Das erste Halbjahr wird erst in wenigen Tagen enden. Dennoch zeichnet sich für Creditreform schon jetzt ab, dass das Insolvenzgeschehen in Deutschland in den ersten sechs Monaten des Jahres durch Sondereffekte stark verzerrt war. Das Bild, das sich dabei bietet, ist alles andere als einheitlich, denn es gibt starke Differenzen zwischen den Unternehmenspleiten und denen der privaten Verbraucher. Vor allem letztere sind sprunghaft angestiegen.
Auf der Ebene der Unternehmen dämpfen die staatlichen Hilfsmaßnahmen auch weiterhin die Zahl der gestellten Insolvenzanträge. 8.800 Firmenpleiten waren im ersten Halbjahr 2021 zu verzeichnen.
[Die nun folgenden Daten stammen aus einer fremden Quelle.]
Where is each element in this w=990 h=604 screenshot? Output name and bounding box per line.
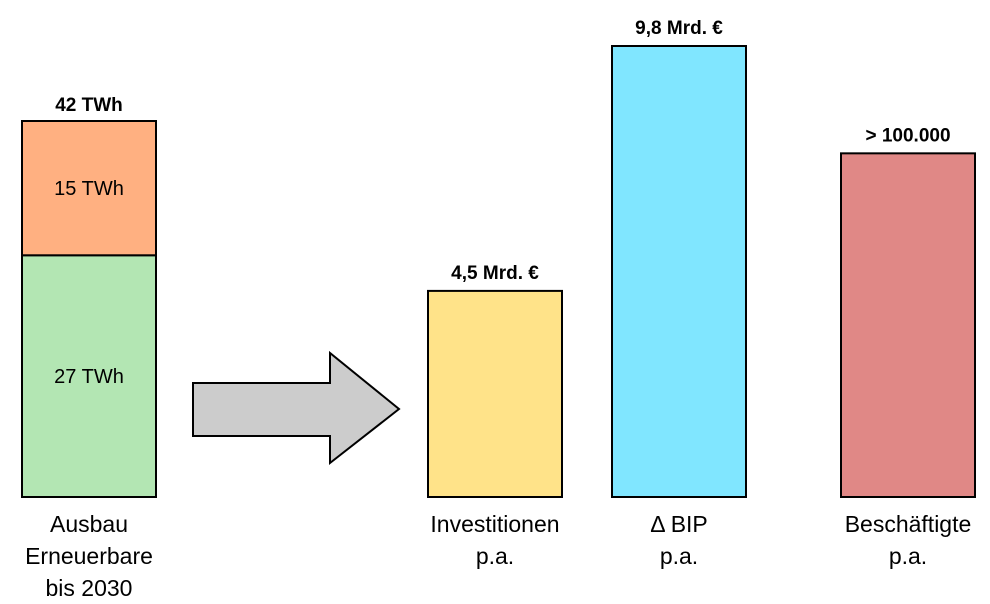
bar-beschaeftigte-value: > 100.000 [865,125,950,146]
bar-beschaeftigte-rect [840,152,976,498]
stacked-total-label: 42 TWh [55,95,123,116]
bar-investitionen-label-1: Investitionen [430,511,559,537]
segment-27-twh [21,254,157,498]
bar-investitionen-rect [427,289,563,498]
segment-15-twh [21,120,157,257]
left-category-line-1: Ausbau [50,511,128,537]
bar-investitionen-label-2: p.a. [476,543,514,569]
arrow-right-icon [192,350,401,466]
bar-beschaeftigte: > 100.000 Beschäftigte p.a. [840,125,976,569]
bar-bip-rect [611,45,747,498]
segment-15-twh-label: 15 TWh [54,178,124,200]
segment-27-twh-label: 27 TWh [54,366,124,388]
bar-bip: 9,8 Mrd. € Δ BIP p.a. [611,18,747,569]
bar-investitionen: 4,5 Mrd. € Investitionen p.a. [427,263,563,569]
bar-bip-label-2: p.a. [660,543,698,569]
bar-beschaeftigte-label-1: Beschäftigte [845,511,972,537]
bar-investitionen-value: 4,5 Mrd. € [451,263,539,284]
bar-bip-value: 9,8 Mrd. € [635,18,723,39]
left-category-line-3: bis 2030 [46,575,133,601]
bar-beschaeftigte-label-2: p.a. [889,543,927,569]
stacked-bar: 27 TWh 15 TWh 42 TWh Ausbau Erneuerbare … [21,95,157,601]
left-category-line-2: Erneuerbare [25,543,153,569]
bar-bip-label-1: Δ BIP [650,511,708,537]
Gegenüber dem Vorjahr mit 8.950 Insolvenzen entspricht das einem Rückgang von 1,7 Prozent.
Der Anteil von Großinsolvenzen war rückläufig. Im Gegensatz zum Vorjahr (125.000 Mitarbeiter) waren deshalb auch nur noch 90.000 Beschäftigte vom Konkurs ihres Arbeitgebers betroffen. Insgesamt die Hälfte aller Insolvenzfälle betrifft kleinere Firmen und Selbständige mit einem Jahresumsatz unter 250.000 Euro. In dieser Unterklasse stiegen die Pleiten gegen den allgemeinen Trend in einer zweistelligen Größenordnung.
Dammbruch bei den Anträgen auf Verbraucherinsolvenz
Eine Ursache für den besonders starken Anstieg der Verbraucherinsolvenzen ist die im Oktober 2020 vollzogene Änderung des Verbraucherinsolvenzrechts. Sie hat nach Aussage des Leiters der Creditreform Wirtschaftsforschung, Patrik-Ludwig Hantzsch, zu einem Dammbruch bei den Anträgen geführt.
Die Zahl der Verbraucherinsolvenzen schwoll von 28.240 Fällen im ersten Halbjahr 2020 auf 46.000 Fälle im ersten Halbjahr 2021 an. Das entspricht einem Anstieg um 62,9 Prozent. Der massive Anstieg bei den Privatinsolvenzen ist allerdings nicht allein auf die Corona-Pandemie und ihre Nachwirkungen zurückzuführen.
Einen hohen Anteil an den gestiegen Zahlen hat auch die geänderte Rechtslage. Das vom Bundestag im Oktober beschlossene „Gesetz zur weiteren Verkürzung des Restschuldbefreiungsverfahrens“ halbiert die Dauer eines Privatinsolvenzverfahrens von bislang sechs auf nur noch drei Jahre.
Die Betroffenen müssen die Verfahrenskosten nicht mehr selbst bezahlen und auch auf die Erfüllung der sogenannten Mindestbefriedigungsanforderungen wird verzichtet. Seit Januar kommt es deshalb zu einem Run auf die Amtsgerichte und es scheint, als hätten viele Betroffene auf eine entsprechende Regelung gewartet. Ein schnelles Ende der Entwicklung ist jedoch nicht zu erwarten, denn 2020 haben sich nach Angaben des Statistischen Bundesamts rund 588.000 Personen mit finanziellen Problemen an die Schuldnerberatungsstellen gewandt.